Overview:
A new bill before the Olbiil Era Kelulau seeks to ease the tax burden on small and medium-sized businesses in Palau by allowing deductions for certain local operating expenses before gross revenue tax is applied. Supporters of Senate Bill 12-62 say the measure would reduce “tax pyramiding,” improve fairness in the system, and help smaller firms compete with larger importers and wholesalers that dominate key supply chains.
By: L.N. Reklai
A new bill in the Olbiil Era Kelulau would change how some small and medium-sized businesses in Palau are taxed, with the goal of lowering costs and helping them compete with large importers and wholesalers. The measure, Senate Bill 12-62, would let qualifying businesses subtract certain local business expenses before their gross revenue tax is calculated.
Under current law, businesses that are not registered for the Palau Goods and Services Tax, but earn more than 50,000 dollars a year, must pay a 4 percent tax on their total gross revenues. These smaller businesses buy goods and services from bigger companies that control much of the import and wholesale market for food, fuel, construction materials and other essentials. They then pay tax on every dollar they bring in, with no deduction for the cost of those local purchases.
Lawmakers say that structure leads to “tax pyramiding,” meaning the same value is taxed several times as products move from importer to wholesaler to retailer. According to the bill’s findings, this hits small and medium-sized businesses hardest and makes it harder for them to survive and grow. The bill also warns that this pattern can drive some businesses to close, concentrate market power in a few large firms and push up prices for consumers.
Senate Bill 12-62 would allow certain taxpayers subject to the gross revenue tax, whose annual gross revenues do not exceed 500,000 dollars and who are not registered under the Palau Goods and Services Tax, to deduct “qualifying local business inputs.” In simple terms, that means ordinary and necessary costs that directly help the business earn revenue, such as inventory, construction materials, fuel, utilities, transport, professional services, and maintenance supplies bought from local registered businesses.
Those expenses would be subtracted from gross revenues before the 4 percent tax is applied. The goal is to tax the value added by the small business, not the full amount that has already been taxed earlier in the supply chain. Lawmakers say this would make the system fairer and more “neutral,” so that tax rules do not give an automatic advantage to big, vertically integrated companies.

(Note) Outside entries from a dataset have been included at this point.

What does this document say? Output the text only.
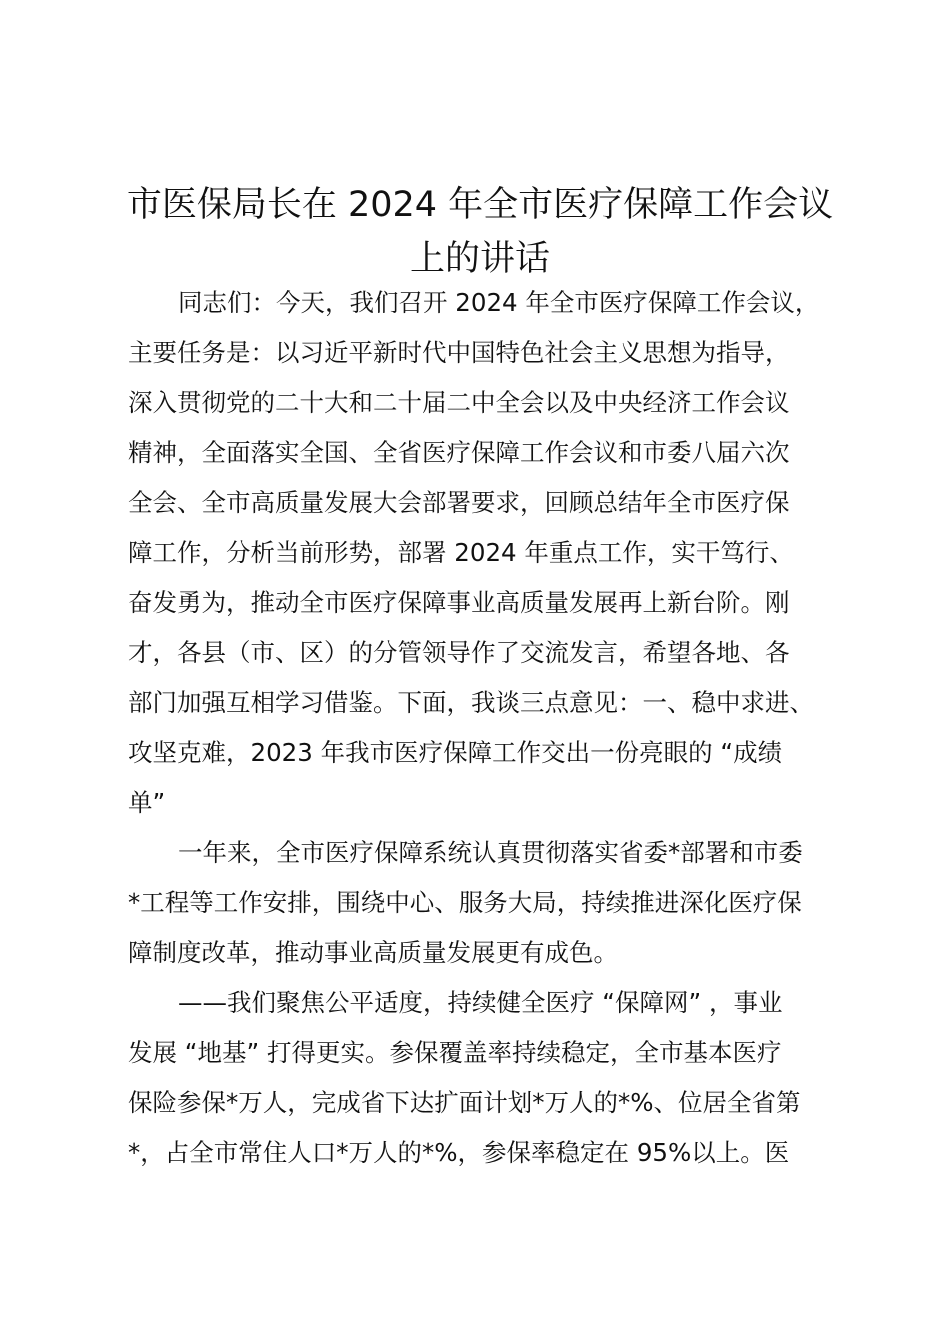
市医保局长在 2024 年全市医疗保障工作会议
上的讲话
同志们：今天，我们召开 2024 年全市医疗保障工作会议，
主要任务是：以习近平新时代中国特色社会主义思想为指导，
深入贯彻党的二十大和二十届二中全会以及中央经济工作会议
精神，全面落实全国、全省医疗保障工作会议和市委八届六次
全会、全市高质量发展大会部署要求，回顾总结年全市医疗保
障工作，分析当前形势，部署 2024 年重点工作，实干笃行、
奋发勇为，推动全市医疗保障事业高质量发展再上新台阶。刚
才，各县（市、区）的分管领导作了交流发言，希望各地、各
部门加强互相学习借鉴。下面，我谈三点意见：一、稳中求进、
攻坚克难，2023 年我市医疗保障工作交出一份亮眼的 “成绩
单”
一年来，全市医疗保障系统认真贯彻落实省委*部署和市委
*工程等工作安排，围绕中心、服务大局，持续推进深化医疗保
障制度改革，推动事业高质量发展更有成色。
——我们聚焦公平适度，持续健全医疗 “保障网” ，事业
发展 “地基” 打得更实。参保覆盖率持续稳定，全市基本医疗
保险参保*万人，完成省下达扩面计划*万人的*%、位居全省第
*，占全市常住人口*万人的*%，参保率稳定在 95%以上。医
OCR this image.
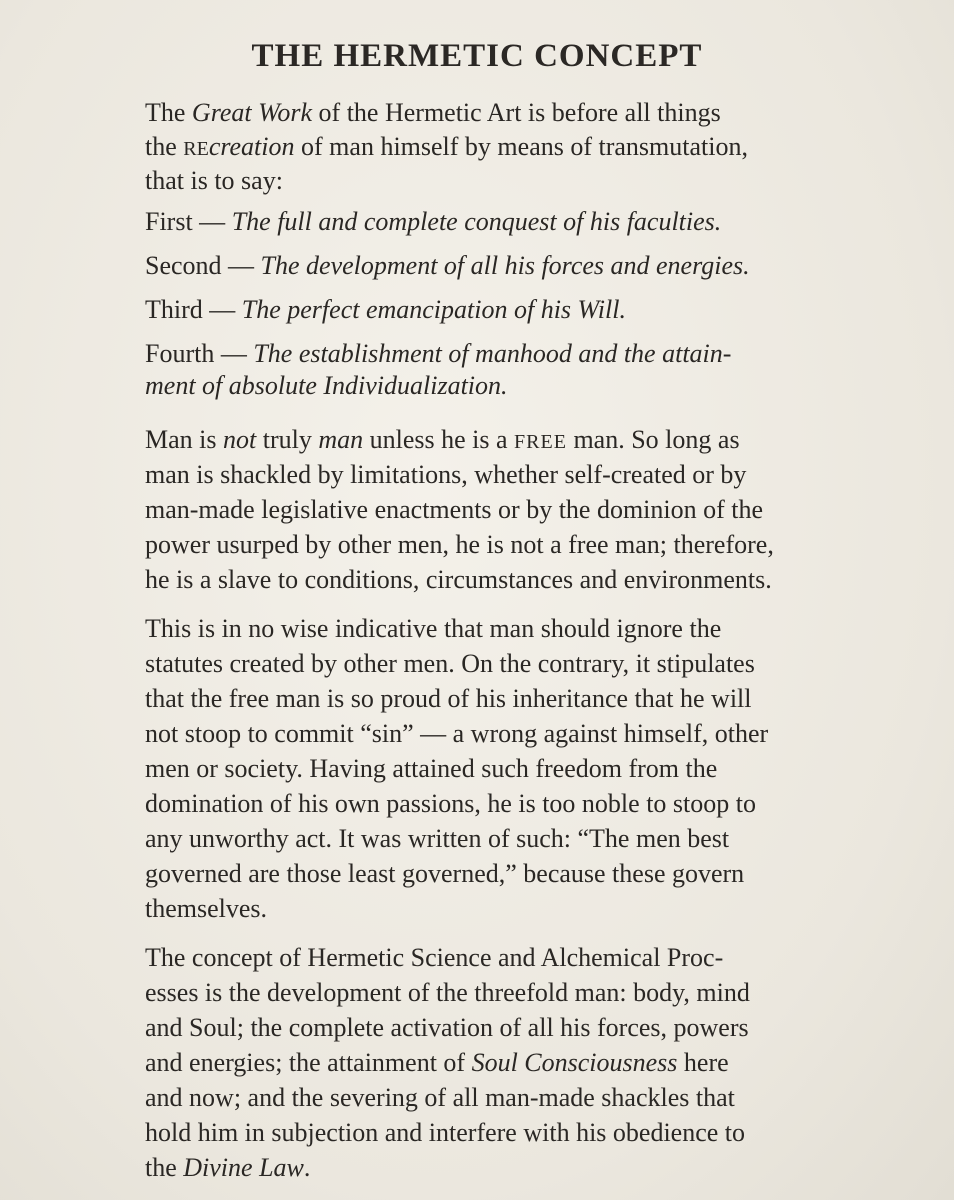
THE HERMETIC CONCEPT
The Great Work of the Hermetic Art is before all things
the REcreation of man himself by means of transmutation,
that is to say:
First — The full and complete conquest of his faculties.
Second — The development of all his forces and energies.
Third — The perfect emancipation of his Will.
Fourth — The establishment of manhood and the attain-
ment of absolute Individualization.
Man is not truly man unless he is a FREE man. So long as
man is shackled by limitations, whether self-created or by
man-made legislative enactments or by the dominion of the
power usurped by other men, he is not a free man; therefore,
he is a slave to conditions, circumstances and environments.
This is in no wise indicative that man should ignore the
statutes created by other men. On the contrary, it stipulates
that the free man is so proud of his inheritance that he will
not stoop to commit “sin” — a wrong against himself, other
men or society. Having attained such freedom from the
domination of his own passions, he is too noble to stoop to
any unworthy act. It was written of such: “The men best
governed are those least governed,” because these govern
themselves.
The concept of Hermetic Science and Alchemical Proc-
esses is the development of the threefold man: body, mind
and Soul; the complete activation of all his forces, powers
and energies; the attainment of Soul Consciousness here
and now; and the severing of all man-made shackles that
hold him in subjection and interfere with his obedience to
the Divine Law.
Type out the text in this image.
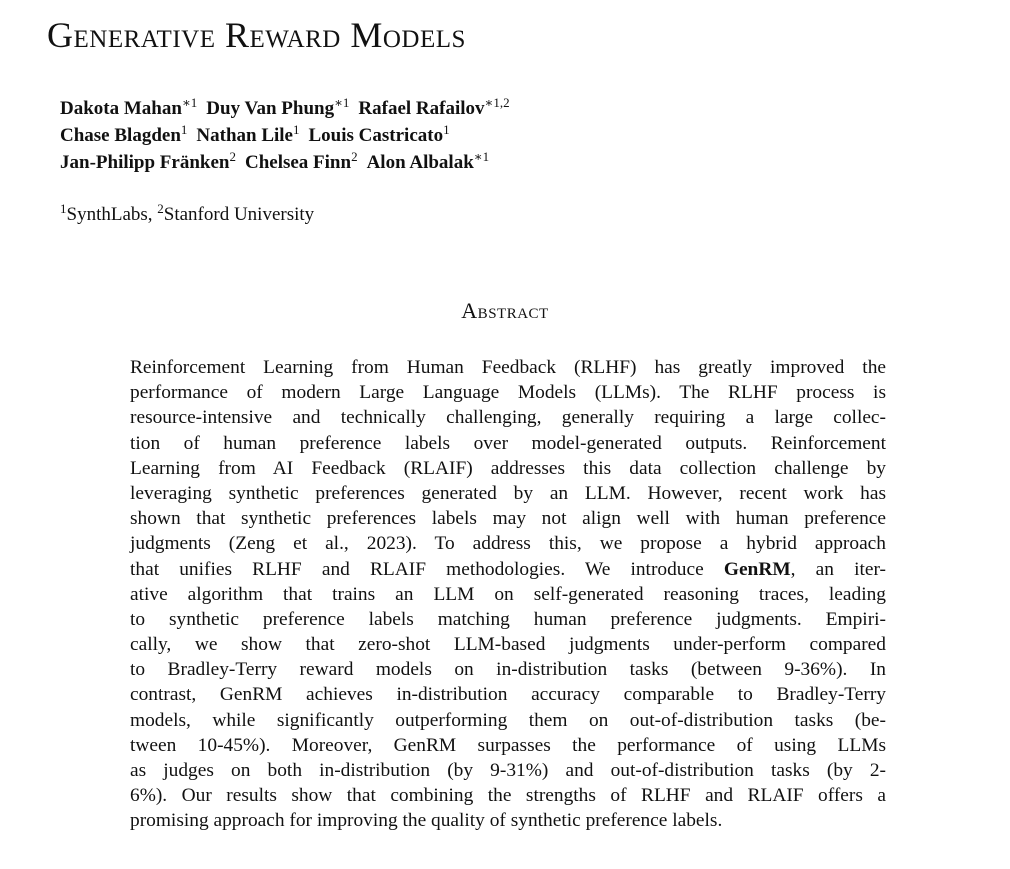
Generative Reward Models
Dakota Mahan$^{∗1}$ Duy Van Phung$^{∗1}$ Rafael Rafailov$^{∗1,2}$
Chase Blagden$^1$ Nathan Lile$^1$ Louis Castricato$^1$
Jan-Philipp Fränken$^2$ Chelsea Finn$^2$ Alon Albalak$^{∗1}$
$^1$SynthLabs, $^2$Stanford University
Abstract
Reinforcement Learning from Human Feedback (RLHF) has greatly improved the
performance of modern Large Language Models (LLMs). The RLHF process is
resource-intensive and technically challenging, generally requiring a large collec-
tion of human preference labels over model-generated outputs. Reinforcement
Learning from AI Feedback (RLAIF) addresses this data collection challenge by
leveraging synthetic preferences generated by an LLM. However, recent work has
shown that synthetic preferences labels may not align well with human preference
judgments (Zeng et al., 2023). To address this, we propose a hybrid approach
that unifies RLHF and RLAIF methodologies. We introduce GenRM, an iter-
ative algorithm that trains an LLM on self-generated reasoning traces, leading
to synthetic preference labels matching human preference judgments. Empiri-
cally, we show that zero-shot LLM-based judgments under-perform compared
to Bradley-Terry reward models on in-distribution tasks (between 9-36%). In
contrast, GenRM achieves in-distribution accuracy comparable to Bradley-Terry
models, while significantly outperforming them on out-of-distribution tasks (be-
tween 10-45%). Moreover, GenRM surpasses the performance of using LLMs
as judges on both in-distribution (by 9-31%) and out-of-distribution tasks (by 2-
6%). Our results show that combining the strengths of RLHF and RLAIF offers a
promising approach for improving the quality of synthetic preference labels.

The bill is tightly drawn to prevent abuse. It bars deductions for goods directly imported by the taxpayer, purchases from unregistered or foreign suppliers, personal expenses, non-cash items like depreciation, and most capital spending unless future regulations say otherwise. Transactions between related parties that are not at arm’s length or lack real economic substance would also be denied.
To qualify for a deduction, a business would have to show that the expense benefited the business, came from another registered taxpayer in Palau, is backed by invoices or receipts, and was paid or incurred during the quarter in question. The burden of proof is on the taxpayer, and the Bureau of Revenue and Taxation would have power to audit and disallow deductions it finds improper, adding penalties and interest where needed.
The proposal does not change who must register for the Palau Goods and Services Tax, nor does it change GST rates or filing requirements. All people or entities under common ownership or control would be treated as a single taxpayer for the 500,000-dollar ceiling, a step meant to discourage businesses from splitting up on paper just to qualify. The Minister of Finance would write detailed regulations and monitor the financial impact, and could later recommend further legislative changes if needed.